“I will,” I agreed. “But in the meantime, I’m really thankful for you guys.” I refused to cry. How cliché. But as I thought of my mother, who had moved away again, and wasn’t even within driving distance now...and my ex...and the fact that I was currently jobless...
No. I would not cry standing in front of a winery with the greatest group of friends ever.
“Life is too short to give him another thought,” I said, as if saying it out loud would erase everything that had happened in the last two months. “Carpe diem, right?”
“Carpe fucking diem,” she agreed. “Come on. A wine flight awaits.”
“Just what we need,” I told her, grateful for the millionth time for my friends. No drama or bullshit. One hundred percent support. I may not have done a bang-up job picking a boyfriend, but I did a much better job picking friends. “Let’s do it.”
Carpe fucking diem indeed.
CHAPTERTHREE
cosimo
“Cos, we’re slammed.”
God help her, I loved Thayle like a sister, but she was killing me today. After my mom left, I attempted to actually get some paperwork in order, but one fire after another had pulled me away. The fact that our wine club manager was not in her office meant that we were scraping the bottom of the barrel to get tastings finished for the day.
“It’s the weather,” I said. A perfect Saturday in June meant everyone and their brother and sister were out and about. While some wineries stuck to reservations only, my parents had been adamant about always accepting walk-ins. A good strategy if you actually had enough staff, which we didn’t, not after losing one tasting room associate to a summer program in college and another a week later to a lifeguarding job.
“You look even more miserable than usual,” Thayle said, her characteristic bluntness out in full force. She and my sister met in kindergarten and were as close as two people could be without actually being related, so I’d had a few dozen years to get used to her. Sometimes I wished the shy girl I had known in elementary and middle school hadn’t “blossomed,” as my sister called it, into, well, adult Thayle.
On the other hand, she was damn good at her job. And as loyal as could be.
“Well? You coming?”
I stood, knowing there was no other choice. “I get no respect around here.” If either of my brothers had said that, Thayle would have laughed. But coming from me, she wasn’t sure how to take it. “I’m kidding, Thayle.”

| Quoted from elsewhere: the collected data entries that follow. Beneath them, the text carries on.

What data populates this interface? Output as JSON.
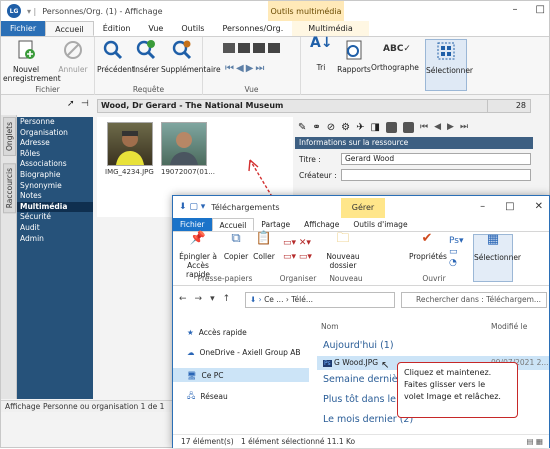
{
  "app": {
    "logo_text": "LG",
    "title": "Personnes/Org. (1) - Affichage",
    "context_tab": "Outils multimédia",
    "tabs": [
      "Fichier",
      "Accueil",
      "Édition",
      "Vue",
      "Outils",
      "Personnes/Org.",
      "Multimédia"
    ],
    "ribbon": {
      "fichier_group": {
        "label": "Fichier",
        "buttons": [
          "Nouvel enregistrement",
          "Annuler"
        ]
      },
      "requete_group": {
        "label": "Requête",
        "buttons": [
          "Précédent",
          "Insérer",
          "Supplémentaire"
        ]
      },
      "vue_group": {
        "label": "Vue"
      },
      "right_buttons": [
        "Tri",
        "Rapports",
        "Orthographe",
        "Sélectionner"
      ]
    },
    "record_header": "Wood, Dr Gerard - The National Museum",
    "record_count": "28",
    "side_tabs": [
      "Onglets",
      "Raccourcis"
    ],
    "nav_items": [
      "Personne",
      "Organisation",
      "Adresse",
      "Rôles",
      "Associations",
      "Biographie",
      "Synonymie",
      "Notes",
      "Multimédia",
      "Sécurité",
      "Audit",
      "Admin"
    ],
    "nav_selected": "Multimédia",
    "thumbnails": [
      {
        "caption": "IMG_4234.JPG"
      },
      {
        "caption": "19072007(01..."
      }
    ],
    "resource_header": "Informations sur la ressource",
    "fields": {
      "titre_label": "Titre :",
      "titre_value": "Gerard Wood",
      "createur_label": "Créateur :"
    },
    "status": {
      "left": "Affichage",
      "right": "Personne ou organisation 1 de 1"
    }
  },
  "explorer": {
    "title": "Téléchargements",
    "context_tab": "Gérer",
    "tabs": [
      "Fichier",
      "Accueil",
      "Partage",
      "Affichage",
      "Outils d'image"
    ],
    "ribbon": {
      "presse_papiers": {
        "label": "Presse-papiers",
        "buttons": [
          "Épingler à Accès rapide",
          "Copier",
          "Coller"
        ]
      },
      "organiser": {
        "label": "Organiser"
      },
      "nouveau": {
        "label": "Nouveau",
        "buttons": [
          "Nouveau dossier"
        ]
      },
      "ouvrir": {
        "label": "Ouvrir",
        "buttons": [
          "Propriétés"
        ]
      },
      "selectionner": {
        "buttons": [
          "Sélectionner"
        ]
      }
    },
    "address": [
      "Ce ...",
      "Télé..."
    ],
    "search_placeholder": "Rechercher dans : Téléchargem...",
    "sidebar": [
      "Accès rapide",
      "OneDrive - Axiell Group AB",
      "Ce PC",
      "Réseau"
    ],
    "sidebar_selected": "Ce PC",
    "columns": [
      "Nom",
      "Modifié le"
    ],
    "groups": [
      "Aujourd'hui (1)",
      "Semaine dernière",
      "Plus tôt dans le mois",
      "Le mois dernier (2)"
    ],
    "file": {
      "name": "G Wood.JPG",
      "date": "09/07/2021 2..."
    },
    "status_left": "17 élément(s)",
    "status_mid": "1 élément sélectionné  11.1 Ko"
  },
  "callout": {
    "line1": "Cliquez et maintenez.",
    "line2": "Faites glisser vers le",
    "line3": "volet Image et relâchez."
  },
  "colors": {
    "accent": "#2b6fb6",
    "nav": "#26527a",
    "callout_border": "#c62828",
    "context": "#ffe9b8"
  }
}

“Jesus, Cos. You’re gonna give me a heart attack. I never know with you. Come on. We need you for a group of six.”
Ah, shit. I wasn’t in the mood. “Girls?”
Thayle rolled her eyes. “Women.”
“Bachelorette party?”
“Not from the looks of it,” she said as we walked down the hall.
“Girls’ trip.”
“Bingo.”
“One to ten?”
She scrunched her nose. “Hard to say, they just came in. Maybe six.”

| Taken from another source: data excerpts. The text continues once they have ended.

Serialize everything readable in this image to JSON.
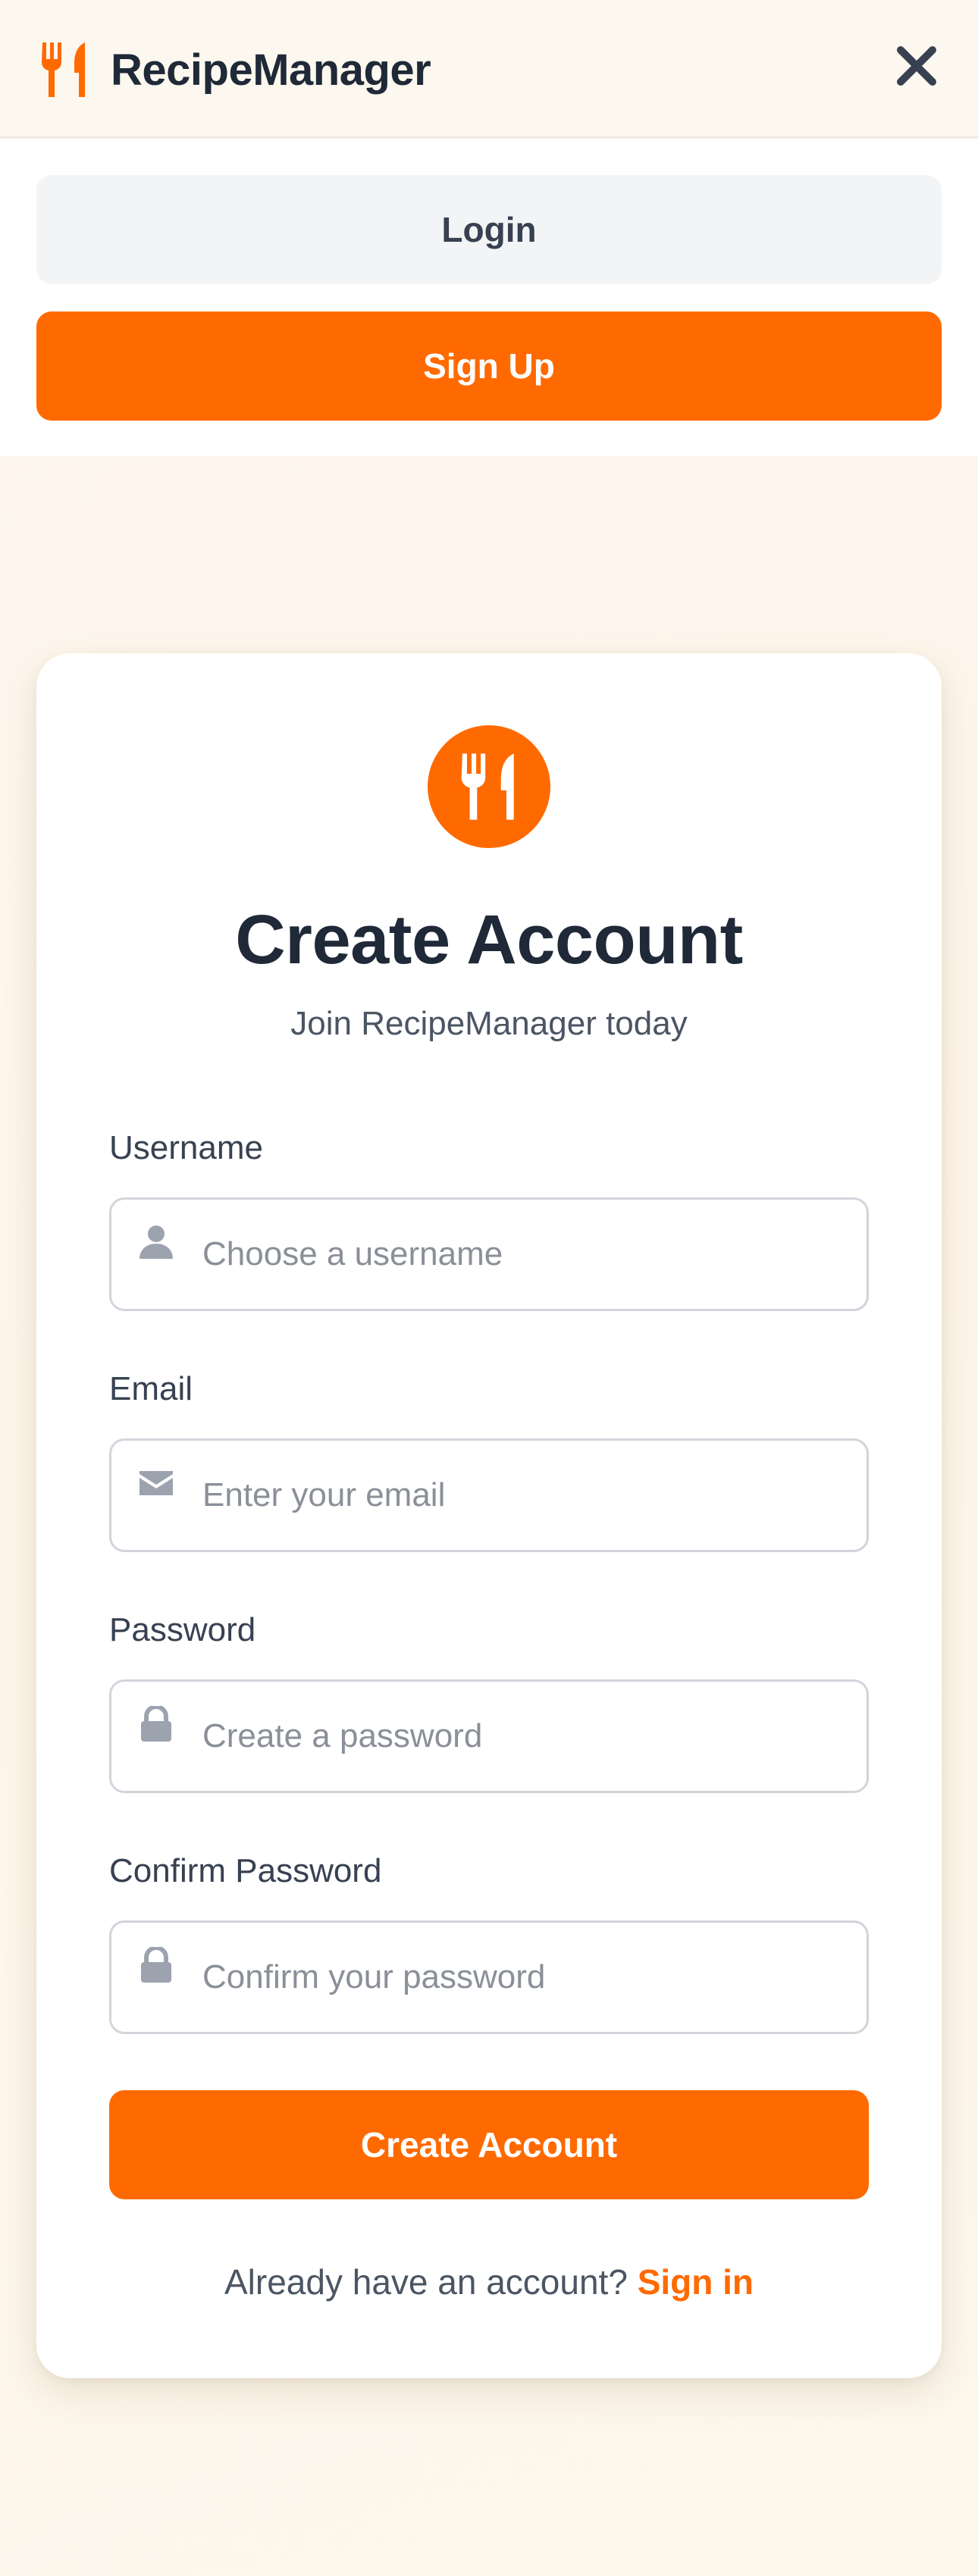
{
  "header": {
    "app_name": "RecipeManager",
    "logo_icon": "utensils-icon",
    "close_icon": "close-icon"
  },
  "menu": {
    "login_label": "Login",
    "signup_label": "Sign Up"
  },
  "card": {
    "logo_icon": "utensils-icon",
    "title": "Create Account",
    "subtitle": "Join RecipeManager today",
    "fields": [
      {
        "label": "Username",
        "placeholder": "Choose a username",
        "value": "",
        "icon": "user-icon"
      },
      {
        "label": "Email",
        "placeholder": "Enter your email",
        "value": "",
        "icon": "envelope-icon"
      },
      {
        "label": "Password",
        "placeholder": "Create a password",
        "value": "",
        "icon": "lock-icon"
      },
      {
        "label": "Confirm Password",
        "placeholder": "Confirm your password",
        "value": "",
        "icon": "lock-icon"
      }
    ],
    "submit_label": "Create Account",
    "signin_prompt": "Already have an account?",
    "signin_link": "Sign in"
  },
  "colors": {
    "accent": "#ff6a00",
    "text_dark": "#1f2937",
    "muted_icon": "#9ca3af",
    "page_bg": "#fdf7ef"
  }
}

I could deal with that. Anything over ten, we didn’t serve. Anywhere between eight and ten, well, that was where it got tricky. It meant the guest was more than just a little tipsy but not enough for us to refuse service.
And today, I just wasn’t in the mood.
“Maybe try to smile a little too.”
“I always do,” I said as we walked into the tasting room.
The bigger of our two wineries, this one was more popular since it overlooked the lake. With its high ceilings supported by wood beams, the 1942 Wine Cellar, “42” or just “the Cellar” as it was known by regulars, had been renovated just two years ago, my brother Marco’s brainchild.
I looked around but didn’t see a group.